January’s fed cattle rally has helped boost cattle feeding margins to $172 per head, according to the Sterling Beef Profit Tracker. Last week’s 5-area direct price of $122 represented a $3 increase, and helped secure the ninth consecutive week of average feedyard profitability.

Packers had their worst profit week in months, with margins declining $29 per head to $19. Much of that decline was due to higher fed cattle costs and a $1 per cwt drop in the beef cutout, which ended the week of Jan. 13 at $190.97.

The total cost of finishing a steer last week was $1,525, compared with $1,537 the week before and $2,068 last year. The Beef and Pork Profit Trackers are calculated by Sterling Marketing, Vale, Ore.

A month ago cattle feeders were earning $136 per head, while a year ago losses were calculated at $202 per head. Feeder cattle represent 76% of the cost of finishing a steer, compared to 80% last year.
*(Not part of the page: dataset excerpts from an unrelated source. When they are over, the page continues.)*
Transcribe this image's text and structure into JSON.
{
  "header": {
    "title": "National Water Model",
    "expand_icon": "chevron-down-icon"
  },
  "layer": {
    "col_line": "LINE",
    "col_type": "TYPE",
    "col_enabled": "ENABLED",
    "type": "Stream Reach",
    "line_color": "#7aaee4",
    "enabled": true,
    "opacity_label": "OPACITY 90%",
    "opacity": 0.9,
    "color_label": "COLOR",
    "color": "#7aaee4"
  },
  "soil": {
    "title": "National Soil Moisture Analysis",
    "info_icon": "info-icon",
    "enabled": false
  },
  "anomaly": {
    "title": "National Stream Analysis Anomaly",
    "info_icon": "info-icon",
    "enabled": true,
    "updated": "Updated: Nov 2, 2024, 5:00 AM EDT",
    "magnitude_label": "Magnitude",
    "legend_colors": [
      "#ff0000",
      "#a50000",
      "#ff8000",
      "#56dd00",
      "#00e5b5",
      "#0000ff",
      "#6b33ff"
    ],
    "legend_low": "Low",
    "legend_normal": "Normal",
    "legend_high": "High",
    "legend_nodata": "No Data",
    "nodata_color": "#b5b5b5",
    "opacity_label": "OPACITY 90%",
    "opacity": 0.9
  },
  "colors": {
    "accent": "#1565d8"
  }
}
Farrow-to-finish pork producers earned $16 per hog last week, about $6 more than the week before. A month ago farrow-to-finish pork producers lost about $8 per head.

Pork packers saw their margins decline $6 per head to $22. Negotiated prices for lean hogs were $65.19 per cwt. last week, about $2.76 per cwt. higher. Cash prices for fed cattle are $12 per cwt. lower than last year and prices for lean hogs are about $8 higher than last year.

Sterling Marketing president John Nalivka projects average cash profit margins for cow-calf producers at $144 per cow for 2016. In 2017, Nalivka projects cow-calf profits of $43 per cow. Estimated average cow-calf margins were $432 per cow in 2015.